Behind the shifts in allocations are concerns about sovereign debt funding in Europe, which investors have named as the biggest tail risk in this month’s survey. Investors have also lowered expectations of strong growth in global profits, but broad sentiment towards the global economy has stabilized. While economic optimism is down, investors are not pessimistic enough to be calling for a third round of quantitative easing (QE3). Nearly two-thirds of the panel says that they do not expect QE3.
 
“Investors are scaling back risk, but rather than capitulating, they are simply moving to neutral positions in equities, bonds and cash,” said Gary Baker, head of European equities strategy at BofA Merrill Lynch Global Research. “Investor capitulation from risk assets is not yet visible despite higher cash levels and defensive rotation. Fears on global growth will need to rise further before hopes for QE3 can begin to be priced in,” says Michael Hartnett (pictured), chief global equity strategist at BofA Merrill Lynch Global Research.
  
Investors are struggling to form a clear and consistent view towards emerging markets. While optimism towards emerging market equities as a whole is on the up, concerns over the direction of China’s economy continue to grow.
 
Allocation to emerging market equities fell in June, with a net 23 per cent of asset allocators overweight the region, down from a net 29 per cent in May. Looking ahead, however, emerging markets could become the preferred destination for investment once again.
 
A net 22 per cent of investors would most like to overweight emerging market equities, up from a net 16 per cent a month ago when the US was ranked number one. A net 29 per cent believes the outlook for corporate profits is more favorable in emerging markets than any other region, up from a net 19 per cent in May.
 
This optimism sits in contrast to evidence of growing pessimism towards China, the engine of emerging market growth. A net 40 per cent of regional fund managers from across emerging markets, Asia-Pacific and Japan, believe that China’s economy will weaken in the coming 12 months. This represents the most negative sentiment towards China in more than two years and a shift of 12 per centage points in the past month. Regional investors have reduced exposure to Chinese equities.
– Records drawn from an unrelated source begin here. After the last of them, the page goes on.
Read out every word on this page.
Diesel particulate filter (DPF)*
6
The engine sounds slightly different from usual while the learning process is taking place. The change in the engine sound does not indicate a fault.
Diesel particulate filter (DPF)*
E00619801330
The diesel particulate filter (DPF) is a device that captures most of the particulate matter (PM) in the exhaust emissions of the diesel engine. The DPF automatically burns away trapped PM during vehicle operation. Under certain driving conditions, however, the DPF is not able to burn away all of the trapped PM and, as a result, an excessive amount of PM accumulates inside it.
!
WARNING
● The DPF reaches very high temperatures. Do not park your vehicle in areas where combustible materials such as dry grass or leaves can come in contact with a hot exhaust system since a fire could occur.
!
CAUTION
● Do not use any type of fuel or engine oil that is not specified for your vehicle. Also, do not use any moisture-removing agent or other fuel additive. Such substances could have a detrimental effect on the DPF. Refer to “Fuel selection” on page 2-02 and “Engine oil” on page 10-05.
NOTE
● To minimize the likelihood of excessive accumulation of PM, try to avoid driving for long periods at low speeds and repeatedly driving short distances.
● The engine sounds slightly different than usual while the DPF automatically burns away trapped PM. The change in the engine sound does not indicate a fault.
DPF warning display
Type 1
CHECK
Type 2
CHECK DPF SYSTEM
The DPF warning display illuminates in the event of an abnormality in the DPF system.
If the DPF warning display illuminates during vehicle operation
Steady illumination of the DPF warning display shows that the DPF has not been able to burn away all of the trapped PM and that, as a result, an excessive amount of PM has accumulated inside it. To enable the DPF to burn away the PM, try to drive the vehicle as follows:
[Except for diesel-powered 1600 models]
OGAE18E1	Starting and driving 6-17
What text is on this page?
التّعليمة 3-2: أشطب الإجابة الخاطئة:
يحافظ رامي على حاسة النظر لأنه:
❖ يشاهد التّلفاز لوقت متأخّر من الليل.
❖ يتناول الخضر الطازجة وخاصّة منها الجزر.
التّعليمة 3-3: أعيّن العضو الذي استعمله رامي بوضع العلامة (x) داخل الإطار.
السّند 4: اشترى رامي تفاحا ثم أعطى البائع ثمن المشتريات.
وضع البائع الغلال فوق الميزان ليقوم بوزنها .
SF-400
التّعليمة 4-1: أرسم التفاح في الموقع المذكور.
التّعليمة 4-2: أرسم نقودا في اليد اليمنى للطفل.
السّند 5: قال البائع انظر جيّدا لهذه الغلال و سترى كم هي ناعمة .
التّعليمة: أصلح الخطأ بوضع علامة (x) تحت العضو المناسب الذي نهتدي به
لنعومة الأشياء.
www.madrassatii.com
A net 33 per cent of global emerging market investors are overweight China, down from a net 42 per cent a month ago.
  
Sentiment within Japan is recovering. Many domestic investors have shifted from bearish to strongly bullish about Japan’s economy in the space of two months. In April, immediately after the earthquake in the northeast of the country, the panel was evenly split between those predicting a weaker economy and those predicting a stronger economy. This month an overwhelming net 89 per cent of respondents in Japan predict a stronger economy.
 
Optimism on earnings has enjoyed a similar turnaround. In April, a net 33 per cent of domestic respondents predicted a decline in Japanese earnings per share over the coming year. In June, a net 54 per cent predicts growth in earnings. Contrary to colleagues in other regions, Japanese investors have been reducing their cash positions.
 
Global investors have yet to re-embrace Japan, however. A net 22 per cent of asset allocators are underweight Japanese equities, up from a net 17 per cent in May.
  
In line with the cautious, risk-averse tone of June’s survey, investors have reduced allocations to cyclical sectors such as Industrials, Discretionary and Materials. The largest reduction in allocations during the month was in Insurance, in the wake of claims stemming from a series of catastrophic events including earthquakes, hurricanes and tornadoes. The only sectors to see increased allocations were traditional counter-cyclicals Pharmaceuticals and Utilities.